The court proceeded to fix the hourly rate of remuneration for the examiner at €375.00 per hour, (exactly the same rate fixed in Missford) with correspondingly lower rates for members of the examiner’s staff.

Finally in ESG Reinsurance Ireland Limited, a case concerning an administrator appointed to an insurer, the court, noting the parallels between examinership and administration and referring to the judgments in Missford and in Marino held that it would allow a partner rate of €375 per hour.

The court further held that it saw no reason to allow a higher level of remuneration in respect of the legal advisors to the administrator than to the administrator himself and fixed the partner rate in respect of the solicitors for the examiner at €375 per hour.

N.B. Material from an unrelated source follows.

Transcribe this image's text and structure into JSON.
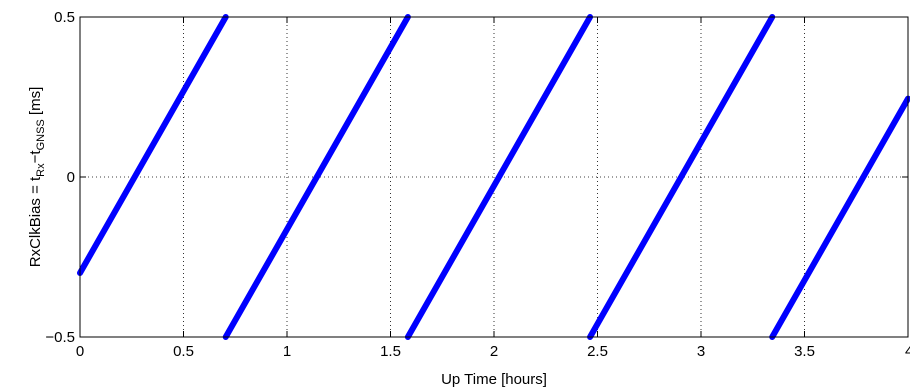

It further indicated that it would only make an order in respect of on-going invoicing to 30 September 2011, citing the possibility of further downward pressure on professional fees.

Comment on this thread of decisions

The courts will impose what they consider to be appropriate fees in all court monitored/controlled insolvency processes. While there has been no recent decision related to fees in compulsory liquidations, there is no reason to believe that they will be exempt from this process.

The court appears to have fixed a ceiling on the remuneration of partners, in large firms with experienced staff, in accountancy and law firms, in respect of insolvency work, where the fees fall for consideration by the court, at €375 per hour absent special circumstances.

The content of this article is provided for information purposes only and does not constitute legal or other advice.